Kris Daff, the managing director at Assemble, who are pioneering affordable housing across Melbourne, says 2021 is a time when Government should be generating tailwinds for the real estate and construction sectors, sectors who are significant employers and generators of economic recovery and growth.
"The introduction of foreign buyer surcharges is an example of the unintended consequences of ill-considered policy, which has contributed to new apartment sales falling off a cliff and commercial builders in the state facing huge reductions in work in hand as a result."
What the experts are saying
REIV president Leah Canlan
"The tax hikes will make Victoria a less desirable place to invest, ultimately harming jobs and the economy.
“The government continues to burden Victorians with increases to property taxes.

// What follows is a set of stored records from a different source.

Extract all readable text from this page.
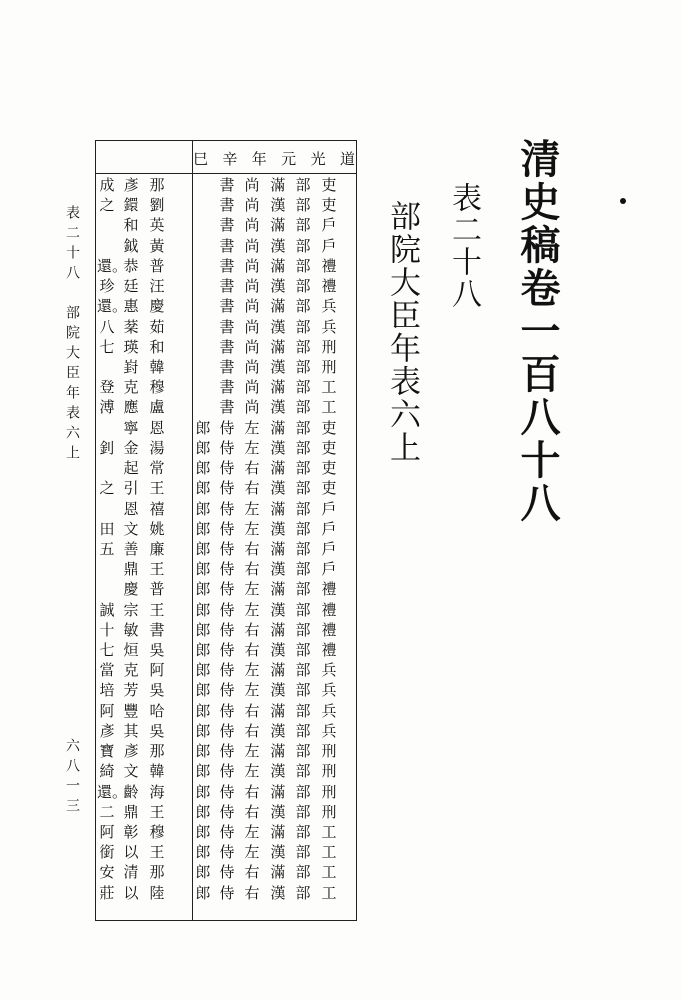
清史稿卷一百八十八
表二十八
部院大臣年表六上
表二十八　部院大臣年表六上
六八一三
巳 辛 年 元 光 道
吏
部
滿
尚
書
那
彥
成
吏
部
漢
尚
書
劉
鐶
之
戶
部
滿
尚
書
英
和
戶
部
漢
尚
書
黃
鉞
禮
部
滿
尚
書
普
恭
還。
禮
部
漢
尚
書
汪
廷
珍
兵
部
滿
尚
書
慶
惠
還。
兵
部
漢
尚
書
茹
棻
八
刑
部
滿
尚
書
和
瑛
七
刑
部
漢
尚
書
韓
崶
工
部
滿
尚
書
穆
克
登
工
部
漢
尚
書
盧
應
溥
吏
部
滿
左
侍
郎
恩
寧
吏
部
漢
左
侍
郎
湯
金
釗
吏
部
滿
右
侍
郎
常
起
吏
部
漢
右
侍
郎
王
引
之
戶
部
滿
左
侍
郎
禧
恩
戶
部
漢
左
侍
郎
姚
文
田
戶
部
滿
右
侍
郎
廉
善
五
戶
部
漢
右
侍
郎
王
鼎
禮
部
滿
左
侍
郎
普
慶
禮
部
漢
左
侍
郎
王
宗
誠
禮
部
滿
右
侍
郎
書
敏
十
禮
部
漢
右
侍
郎
吳
烜
七
兵
部
滿
左
侍
郎
阿
克
當
兵
部
漢
左
侍
郎
吳
芳
培
兵
部
滿
右
侍
郎
哈
豐
阿
兵
部
漢
右
侍
郎
吳
其
彥
刑
部
滿
左
侍
郎
那
彥
寶
刑
部
漢
左
侍
郎
韓
文
綺
刑
部
滿
右
侍
郎
海
齡
還。
刑
部
漢
右
侍
郎
王
鼎
二
工
部
滿
左
侍
郎
穆
彰
阿
工
部
漢
左
侍
郎
王
以
銜
工
部
滿
右
侍
郎
那
清
安
工
部
漢
右
侍
郎
陸
以
莊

Property already accounts for more than 40 per cent of government revenue. There is not much more capacity any one sector to absorb further tax burden.
“If the Victorian Government is serious about jobs and housing it needs to invest in real estate, not attack it."
AMP Capital chief economist Shane Oliver
"While I can understand the desire to reduce the deficit, stamp duty is a bad tax that distorts economic decision making and should really be phased out in favour of land tax as NSW is considering.
"So relying even more on it runs counter to this and will further distort economic decision making in Victoria as well as make housing even less affordable."
Victorian Executive Director of the Property Council Danni Hunter
"This is a sucker punch to the industry that is building Victoria’s recovery. One in four Victorians work in property and the Victorian Government is raising taxes at a time when it should be creating jobs.
“This is a tax hike on the home ownership dreams of Victorians. We are heading toward a housing affordability crisis and the Victorian Government has fast tracked our way there by slugging homebuyers and businesses in this short-sighted move.
“The Government knows the price for these tax changes will be paid by every single Victorian."
Hotspotting founder Terry Ryder
"The decision by the Victorian Government to hike land tax and stamp duty on investor owners continues the age-old problem of politicians using the housing industry as a cash cow - and thereby making housing affordability worse.
"The problem of affordability can be summarised like this: it's caused by politicians at all three levels of government milking the housing industry for revenue. Local government does it and the Federal Government does it, but by far the worst are state governments. Every time a state government needs some extra revenue, they slug developers and investors.
"They believe there's little electoral damage in doing that, but ultimately it's the home-buyers who pay, including first-home buyers. Developers can't sell a house and land package for $400,000 if it costs $500,000 to create - and a huge proportion of the cost is taxes, fees and charges from the three levels of government, but especially state governments.
"Right now, Australia has a rental shortage crisis and politicians should be encouraging investors to buy properties and make them available for rental. Our politicians, however, continue to discourage investors - hence the ultra low vacancies and rising rentals in most locations across Australia. With this move by the State Government in Victoria, the situation just got worse."